On to expect from his new album ‘I Told Them…’
It kind of showed me exactly the way I wanted to express what I was feeling and what my unit was feeling. The spirit of my unit. Just put that in because this is every day. This is a side where people don’t really get to see because I don’t really care for anyone to see. I have fun with it like this. But I felt like this time, this is a way… How do I put it? A more understandable way to pass that feeling and that energy across. And at the same time, showing you that’s… Not you. Showing everyone, really, that the combination of worlds is something that we haven’t really capitalized on. Because at the end of the day, once we’re all unified, everything else, the fruits of that just take care of everything.
On the meaning of the album title
…they say a lot of times that prophets is not really recognizing its own home and shit. So this one is for the part of my own home and the people in my own home who didn’t believe or doubt it, or still doubt, or any type of thing. And not just them, it’s like everyone that ever heard me speak in the past or when I’d first started. You can go back to my old tweets and stuff. I basically predicted everything that’s happening now. So this is basically that. It’s fun to tell people something is true, and they doubt, and then they end up seeing it. There’s no greater feeling.
On getting credit
I’m not going to say I don’t want credit because everyone wants credit for what they do and shit. For me, it’s more like I want credit from places where it actually matters. Even though in reality don’t mean nothing but places where you can say why, you can explain and it makes sense to everybody. That’s the type of shit I want. I want to go somewhere where it’s like they see the work and they see everything, the journey and everything, and they’re like, “This is amazing. Yeah, congratulations.” That’s the type of shit that means something. You don’t get that in my country. It means something to the people who are not part of the game in a way. It means something to people who have nothing to gain or lose and no stakes in the matter.
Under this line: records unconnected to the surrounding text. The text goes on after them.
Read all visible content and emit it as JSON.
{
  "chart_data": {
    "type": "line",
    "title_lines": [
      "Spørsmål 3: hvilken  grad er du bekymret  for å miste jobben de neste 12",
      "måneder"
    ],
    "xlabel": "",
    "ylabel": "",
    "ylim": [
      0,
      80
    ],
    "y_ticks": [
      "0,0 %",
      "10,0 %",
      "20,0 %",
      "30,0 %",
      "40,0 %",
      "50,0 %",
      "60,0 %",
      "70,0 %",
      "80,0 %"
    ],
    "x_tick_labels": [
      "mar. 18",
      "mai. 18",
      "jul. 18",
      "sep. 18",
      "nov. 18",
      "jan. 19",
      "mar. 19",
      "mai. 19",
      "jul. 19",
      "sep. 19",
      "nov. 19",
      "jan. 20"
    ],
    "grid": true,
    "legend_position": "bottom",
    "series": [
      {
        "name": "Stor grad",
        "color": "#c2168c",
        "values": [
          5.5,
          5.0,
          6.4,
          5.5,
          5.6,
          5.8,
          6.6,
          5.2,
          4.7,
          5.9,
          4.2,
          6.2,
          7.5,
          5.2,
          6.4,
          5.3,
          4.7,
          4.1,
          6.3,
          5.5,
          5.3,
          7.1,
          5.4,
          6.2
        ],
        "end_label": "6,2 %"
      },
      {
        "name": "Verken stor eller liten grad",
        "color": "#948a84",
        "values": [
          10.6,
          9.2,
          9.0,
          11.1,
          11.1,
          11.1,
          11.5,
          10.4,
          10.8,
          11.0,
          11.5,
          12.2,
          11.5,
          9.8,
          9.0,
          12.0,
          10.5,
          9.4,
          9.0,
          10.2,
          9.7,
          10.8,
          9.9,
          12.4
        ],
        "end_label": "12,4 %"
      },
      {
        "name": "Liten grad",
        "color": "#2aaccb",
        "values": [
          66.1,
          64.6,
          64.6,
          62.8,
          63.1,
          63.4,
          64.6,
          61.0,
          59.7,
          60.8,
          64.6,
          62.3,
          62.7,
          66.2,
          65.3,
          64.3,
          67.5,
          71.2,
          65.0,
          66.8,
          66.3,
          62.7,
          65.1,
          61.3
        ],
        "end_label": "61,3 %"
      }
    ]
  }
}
on being proud of his accomplishments…
That’s the thing I’ve beat my chest the most about. It’s the fact that, yeah, not only did I do it on my own terms and all that, I did it against all odds. You know what I mean? And against the wishes of the powers that be in my environment. You know what I mean? So yeah, it’s something I’m really proud of.
About Virgil Abloh’s Influence…
Especially like Virgil was the heart of this s**t. You know what I mean? The heart of the whole fashion world, especially for us Black. Not just that, it’s just the cool creativity in the man’s head. This is the difference. You look at something, he looks at it, you are seeing different colours than each, you know what I mean? It’s crazy.
On embracing substance in Afrobeats…
…you hear most of Nigerian music, or I’ll say African… I don’t even know what to say, Afrobeats, as people call it, it’s mostly about nothing, literally nothing. There’s no substance to it. Nobody’s talking about anything. It’s just a great time, it’s an amazing time. But at the end of the day, life is not an amazing time. No matter how nice of a time you’re having now or you had at some point or you plan to have, you’re still going to face life. So it’s like, for me, I feel like music should be that, music should be the essence of the artist, you understand? The artist is a person, like me speaking for myself, the artist is a person who has good days, bad days, great days, and worst days. And for me, if I give you something like this with my face on it, and my name, then I should be giving you that experience. That should be a window for you to see some of that essence.
About collaborating with RZA…
Yeah, it’s been a great honour, man. He wasn’t there. We weren’t personally in the studio together when he did it, but when he sent the first draft to me, I could just feel the energy, it’s like most of the shit is about, he’s connecting things that have to do with photography, shit that has to do with the vision, like photographic shit. And he’s made the whole thing, he combined and interlock and it’s just crazy.
On Fela Kuti…
I am grateful for the fact that he existed in his time so that we could get and experience the true organic nature of what he was and the essence of what he stood for and the message he passed across to us.
on the benefits of travelling the world…
Man, the more I see the world and the more I experience just makes me understand myself a bit more, understand why things are the way they are a bit more. I just have a lot of answers to a lot of questions I used to have and previously didn’t have answers for.